Staying within the tractor axle load requirements has prompted many manufacturers to rejig their power harrow drill offering. Kverneland can now be added to that list with the Rotago 4000 which can be partnered with an equally new rear coulter tool bar.

One of the new Kverneland machines heading to Agritechnica this month, the range comprises 4.0, 4.5, 5.0 and 6.0m models with a big focus on making adjustments from the cab with both the working depth of the tines and the position of the clod bar set hydraulically. When used solo this can be altered using double-acting spools, but add a drill and it becomes an ISObus controlled machine.

But one of the more striking changes is the headstock which is no longer directly attached to the power harrow bed, instead it couples to the packer roller and a parallel linkage holds the harrow. This is said to ensure the harrow remains level as you adjust the depth hydraulically. This should lead to an optimum setting which can reduce fuel consumption by 20% compared to a poorly setup machine.

The sowing rig can use the new 60:40 split F-Drill front hopper with an Eldos metering system that can vary the quantity of both products while working with variable rate. The disc coulters are familiar but they are attached to a toolbar similar to a mechanical weeder allowing you to easily alter the spacing.

Standard row spacing is 12.5cm or 25cm and the 6.0m also has the option of 15cm. To overcome the weight issue, there is a transport wheel at the rear that is hydraulically lowered into place. This will take up to 1.5t of the machine weight, so on the 4060F one-pass shown here, the tractor is supporting 3.6t of the rear outfit.

Twin Fill

For those running the latest generation of Kverneland/Vicon Ixter mounted sprayer with a front tank, the Dutch engineering team has come up with a clever bit of software to aid filling.

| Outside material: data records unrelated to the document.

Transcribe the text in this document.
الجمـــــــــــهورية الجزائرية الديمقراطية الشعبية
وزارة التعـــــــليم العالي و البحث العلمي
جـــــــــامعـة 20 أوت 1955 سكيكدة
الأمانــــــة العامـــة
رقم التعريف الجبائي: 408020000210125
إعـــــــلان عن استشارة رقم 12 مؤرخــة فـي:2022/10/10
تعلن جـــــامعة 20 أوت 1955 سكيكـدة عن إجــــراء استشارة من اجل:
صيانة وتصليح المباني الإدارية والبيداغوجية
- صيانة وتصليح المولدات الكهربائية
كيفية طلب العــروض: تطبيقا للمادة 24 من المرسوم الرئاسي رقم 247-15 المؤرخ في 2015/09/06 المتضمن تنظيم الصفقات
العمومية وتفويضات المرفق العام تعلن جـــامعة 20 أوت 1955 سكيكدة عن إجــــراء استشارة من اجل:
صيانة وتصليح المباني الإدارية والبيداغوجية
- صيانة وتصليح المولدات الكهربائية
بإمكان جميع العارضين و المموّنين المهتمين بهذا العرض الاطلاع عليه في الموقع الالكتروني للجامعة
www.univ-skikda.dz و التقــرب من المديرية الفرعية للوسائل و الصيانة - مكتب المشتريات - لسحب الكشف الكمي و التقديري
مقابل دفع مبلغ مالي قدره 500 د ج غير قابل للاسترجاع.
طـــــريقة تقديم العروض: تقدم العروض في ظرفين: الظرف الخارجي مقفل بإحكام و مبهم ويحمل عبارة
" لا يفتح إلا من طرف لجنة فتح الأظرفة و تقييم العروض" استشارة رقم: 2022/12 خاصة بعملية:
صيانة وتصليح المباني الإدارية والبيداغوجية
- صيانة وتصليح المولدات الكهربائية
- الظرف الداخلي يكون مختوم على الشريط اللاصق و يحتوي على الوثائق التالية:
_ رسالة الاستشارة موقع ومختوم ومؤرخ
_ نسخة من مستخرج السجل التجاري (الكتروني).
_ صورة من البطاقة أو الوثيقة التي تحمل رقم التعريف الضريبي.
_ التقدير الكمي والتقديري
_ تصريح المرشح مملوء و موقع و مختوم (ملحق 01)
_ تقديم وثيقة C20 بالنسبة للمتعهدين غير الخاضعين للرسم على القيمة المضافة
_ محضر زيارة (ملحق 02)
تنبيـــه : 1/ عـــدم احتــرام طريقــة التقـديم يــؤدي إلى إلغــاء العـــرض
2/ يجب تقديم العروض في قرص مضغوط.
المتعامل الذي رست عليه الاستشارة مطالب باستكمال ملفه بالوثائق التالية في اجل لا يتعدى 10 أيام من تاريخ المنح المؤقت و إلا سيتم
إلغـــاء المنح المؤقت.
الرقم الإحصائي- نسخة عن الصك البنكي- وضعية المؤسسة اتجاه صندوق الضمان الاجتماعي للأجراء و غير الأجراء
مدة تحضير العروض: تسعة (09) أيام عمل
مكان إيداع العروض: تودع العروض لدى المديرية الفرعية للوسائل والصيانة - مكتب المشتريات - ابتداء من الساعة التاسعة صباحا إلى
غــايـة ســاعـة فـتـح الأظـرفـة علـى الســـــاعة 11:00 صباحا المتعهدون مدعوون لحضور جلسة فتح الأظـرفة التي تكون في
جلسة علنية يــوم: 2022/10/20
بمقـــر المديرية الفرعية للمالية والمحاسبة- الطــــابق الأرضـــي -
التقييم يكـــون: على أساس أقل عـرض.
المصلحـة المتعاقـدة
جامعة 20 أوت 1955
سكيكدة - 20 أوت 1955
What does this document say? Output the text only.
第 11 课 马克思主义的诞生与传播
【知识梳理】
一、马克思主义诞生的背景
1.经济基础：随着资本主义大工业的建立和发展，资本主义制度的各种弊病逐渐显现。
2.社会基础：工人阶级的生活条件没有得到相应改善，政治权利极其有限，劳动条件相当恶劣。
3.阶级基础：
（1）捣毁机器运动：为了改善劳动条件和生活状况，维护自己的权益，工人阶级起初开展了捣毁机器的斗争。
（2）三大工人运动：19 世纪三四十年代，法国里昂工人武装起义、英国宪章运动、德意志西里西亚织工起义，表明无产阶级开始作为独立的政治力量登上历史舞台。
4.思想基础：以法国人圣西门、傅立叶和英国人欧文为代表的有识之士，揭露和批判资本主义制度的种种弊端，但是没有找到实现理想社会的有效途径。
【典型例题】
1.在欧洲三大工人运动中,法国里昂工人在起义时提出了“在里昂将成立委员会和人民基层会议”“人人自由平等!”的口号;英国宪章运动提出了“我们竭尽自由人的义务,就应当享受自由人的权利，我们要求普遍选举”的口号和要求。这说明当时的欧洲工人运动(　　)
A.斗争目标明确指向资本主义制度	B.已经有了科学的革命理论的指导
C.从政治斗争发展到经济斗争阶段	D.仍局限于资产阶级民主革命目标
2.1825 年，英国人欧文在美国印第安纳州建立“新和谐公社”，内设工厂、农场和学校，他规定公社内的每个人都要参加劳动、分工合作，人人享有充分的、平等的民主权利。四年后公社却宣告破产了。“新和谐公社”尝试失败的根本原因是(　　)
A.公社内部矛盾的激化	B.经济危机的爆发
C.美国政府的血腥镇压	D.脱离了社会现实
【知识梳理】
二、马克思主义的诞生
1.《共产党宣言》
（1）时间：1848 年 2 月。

Another novelty heading to Agritechnica, once the operator has inputted the area and rate in the cab terminal you can then fill both tanks as one with the electronics doing the calculations. A small amount of fresh water (for example 300l) is first sent to the front tank, before you start adding the chemical and the rear tank fills to capacity, in this case 1,800-litres, before 700l of this slightly higher concentrated liquid is pushed to the front and the rear tank is then fully filled again.

One last step is 100l of fresh water is used to flush through the supply pipe running from the rear to the front and then you are good to go. The logic for the system is that you have a homogenous mix in both tanks and it takes away the need for some of the maths involved. Twin Fill will be standard on all high spec Ixter sprayers.

Kverneland ROC

While the RT range meets the needs for 80-90% of the market it is not as suited to handling short 20-25cm tall silage. This is where the RS comes in. Another machine available for inspection on Kverneland’s Agritechnica stand, it has a number of design differences including a crop press roller to ensure the crop engages with the tines, this is not on the RT where the roller would damage the likes of lucernce.

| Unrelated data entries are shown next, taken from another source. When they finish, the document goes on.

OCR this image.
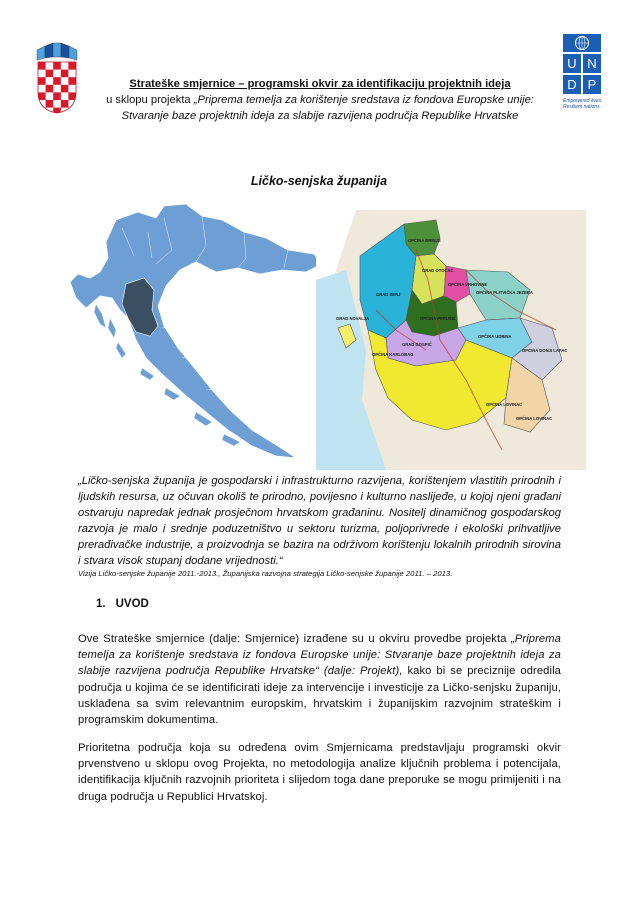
U N
D P
Empowered lives.
Resilient nations.
Strateške smjernice – programski okvir za identifikaciju projektnih ideja
u sklopu projekta „Priprema temelja za korištenje sredstava iz fondova Europske unije:
Stvaranje baze projektnih ideja za slabije razvijena područja Republike Hrvatske
Ličko-senjska županija
OPĆINA BRINJE
GRAD OTOČAC
GRAD SENJ
OPĆINA VRHOVINE
OPĆINA PLITVIČKA JEZERA
GRAD GOSPIĆ
OPĆINA PERUŠIĆ
OPĆINA UDBINA
OPĆINA LOVINAC
OPĆINA DONJI LAPAC
GRAD NOVALJA
OPĆINA KARLOBAG
OPĆINA LOVINAC
„Ličko-senjska županija je gospodarski i infrastrukturno razvijena, korištenjem vlastitih prirodnih i ljudskih resursa, uz očuvan okoliš te prirodno, povijesno i kulturno naslijeđe, u kojoj njeni građani ostvaruju napredak jednak prosječnom hrvatskom građaninu. Nositelj dinamičnog gospodarskog razvoja je malo i srednje poduzetništvo u sektoru turizma, poljoprivrede i ekološki prihvatljive prerađivačke industrije, a proizvodnja se bazira na održivom korištenju lokalnih prirodnih sirovina i stvara visok stupanj dodane vrijednosti.“
Vizija Ličko-senjske županije 2011.-2013., Županijska razvojna strategija Ličko-senjske županije 2011. – 2013.
1. UVOD
Ove Strateške smjernice (dalje: Smjernice) izrađene su u okviru provedbe projekta „Priprema temelja za korištenje sredstava iz fondova Europske unije: Stvaranje baze projektnih ideja za slabije razvijena područja Republike Hrvatske“ (dalje: Projekt), kako bi se preciznije odredila područja u kojima će se identificirati ideje za intervencije i investicije za Ličko-senjsku županiju, usklađena sa svim relevantnim europskim, hrvatskim i županijskim razvojnim strateškim i programskim dokumentima.
Prioritetna područja koja su određena ovim Smjernicama predstavljaju programski okvir prvenstveno u sklopu ovog Projekta, no metodologija analize ključnih problema i potencijala, identifikacija ključnih razvojnih prioriteta i slijedom toga dane preporuke se mogu primijeniti i na druga područja u Republici Hrvatskoj.
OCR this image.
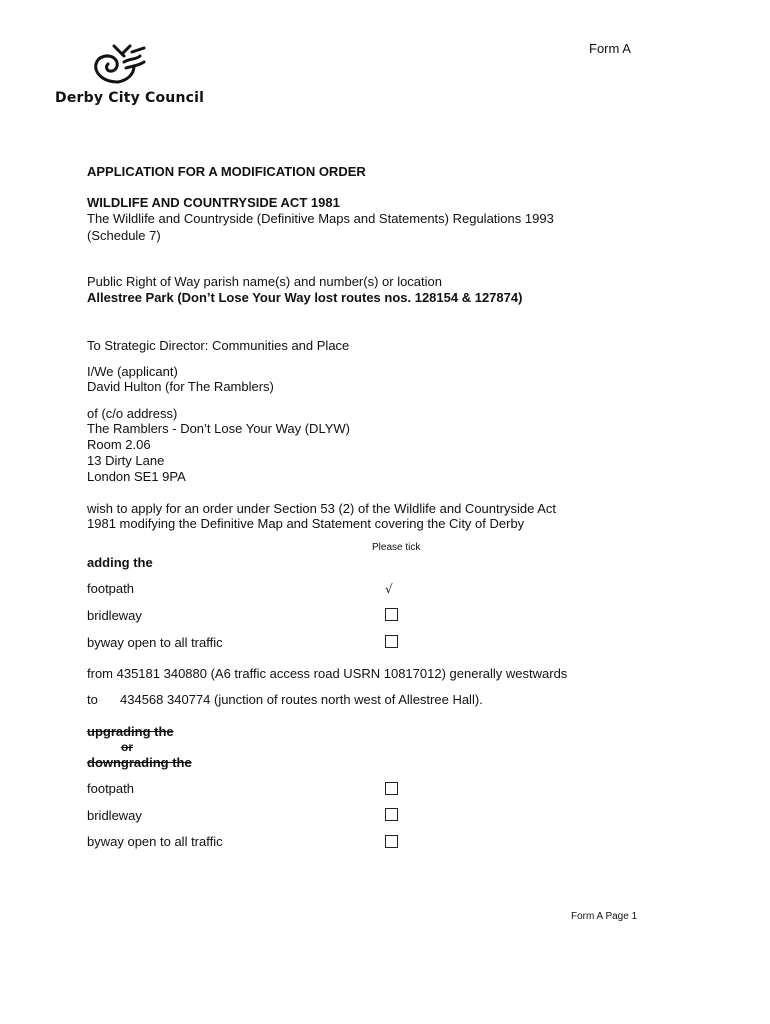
Derby City Council
Form A
APPLICATION FOR A MODIFICATION ORDER
WILDLIFE AND COUNTRYSIDE ACT 1981
The Wildlife and Countryside (Definitive Maps and Statements) Regulations 1993
(Schedule 7)
Public Right of Way parish name(s) and number(s) or location
Allestree Park (Don’t Lose Your Way lost routes nos. 128154 & 127874)
To Strategic Director: Communities and Place
I/We (applicant)
David Hulton (for The Ramblers)
of (c/o address)
The Ramblers - Don’t Lose Your Way (DLYW)
Room 2.06
13 Dirty Lane
London SE1 9PA
wish to apply for an order under Section 53 (2) of the Wildlife and Countryside Act
1981 modifying the Definitive Map and Statement covering the City of Derby
Please tick
adding the
footpath	√
bridleway
byway open to all traffic
from 435181 340880 (A6 traffic access road USRN 10817012) generally westwards
to 434568 340774 (junction of routes north west of Allestree Hall).
upgrading the
or
downgrading the
footpath
bridleway
byway open to all traffic
Form A Page 1
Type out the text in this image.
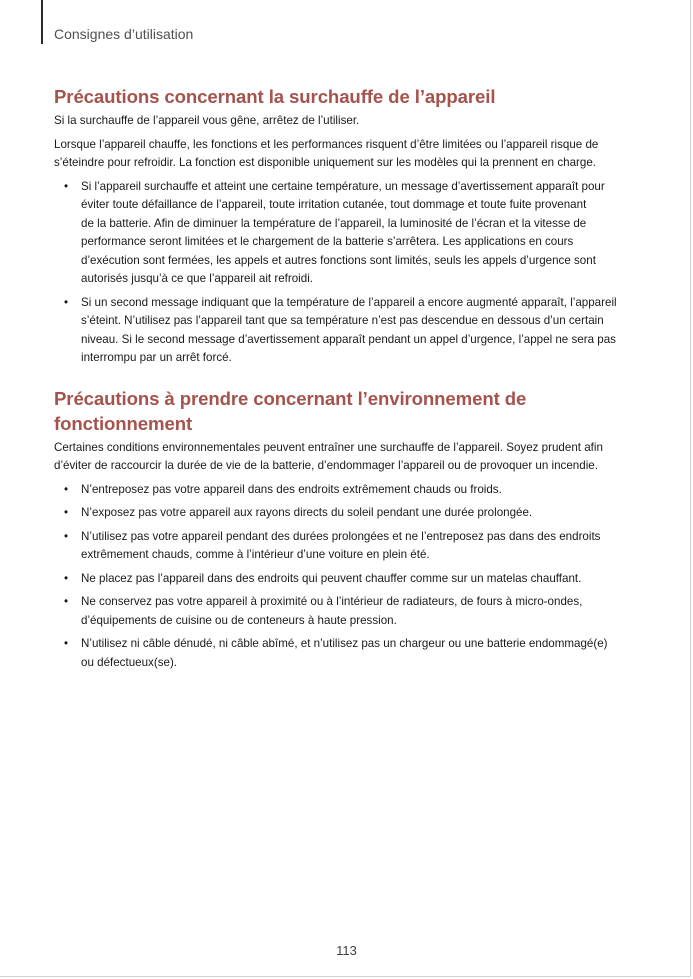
Consignes d’utilisation
Précautions concernant la surchauffe de l’appareil

Si la surchauffe de l’appareil vous gêne, arrêtez de l’utiliser.

Lorsque l’appareil chauffe, les fonctions et les performances risquent d’être limitées ou l’appareil risque de
s’éteindre pour refroidir. La fonction est disponible uniquement sur les modèles qui la prennent en charge.

• Si l’appareil surchauffe et atteint une certaine température, un message d’avertissement apparaît pour
éviter toute défaillance de l’appareil, toute irritation cutanée, tout dommage et toute fuite provenant
de la batterie. Afin de diminuer la température de l’appareil, la luminosité de l’écran et la vitesse de
performance seront limitées et le chargement de la batterie s’arrêtera. Les applications en cours
d’exécution sont fermées, les appels et autres fonctions sont limités, seuls les appels d’urgence sont
autorisés jusqu’à ce que l’appareil ait refroidi.
• Si un second message indiquant que la température de l’appareil a encore augmenté apparaît, l’appareil
s’éteint. N’utilisez pas l’appareil tant que sa température n’est pas descendue en dessous d’un certain
niveau. Si le second message d’avertissement apparaît pendant un appel d’urgence, l’appel ne sera pas
interrompu par un arrêt forcé.
Précautions à prendre concernant l’environnement de
fonctionnement

Certaines conditions environnementales peuvent entraîner une surchauffe de l’appareil. Soyez prudent afin
d’éviter de raccourcir la durée de vie de la batterie, d’endommager l’appareil ou de provoquer un incendie.

• N’entreposez pas votre appareil dans des endroits extrêmement chauds ou froids.
• N’exposez pas votre appareil aux rayons directs du soleil pendant une durée prolongée.
• N’utilisez pas votre appareil pendant des durées prolongées et ne l’entreposez pas dans des endroits
extrêmement chauds, comme à l’intérieur d’une voiture en plein été.
• Ne placez pas l’appareil dans des endroits qui peuvent chauffer comme sur un matelas chauffant.
• Ne conservez pas votre appareil à proximité ou à l’intérieur de radiateurs, de fours à micro-ondes,
d’équipements de cuisine ou de conteneurs à haute pression.
• N’utilisez ni câble dénudé, ni câble abîmé, et n’utilisez pas un chargeur ou une batterie endommagé(e)
ou défectueux(se).
113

The roller is connected to a pair of rams on each section, so it moves parallel rather than flexing. The rams also allow the roller to be raised out of work when handling higher volume material such as straw. There six rows of tines instead of the usual five.

The belt is an endless design with moulded slats. Every third slat has waves along its edge to help hold the crop and prevent it sliding across to the rear of the machine. It also benefits from the sprocket rather than roller driven belt design which reduces the radius meaning it can spin faster.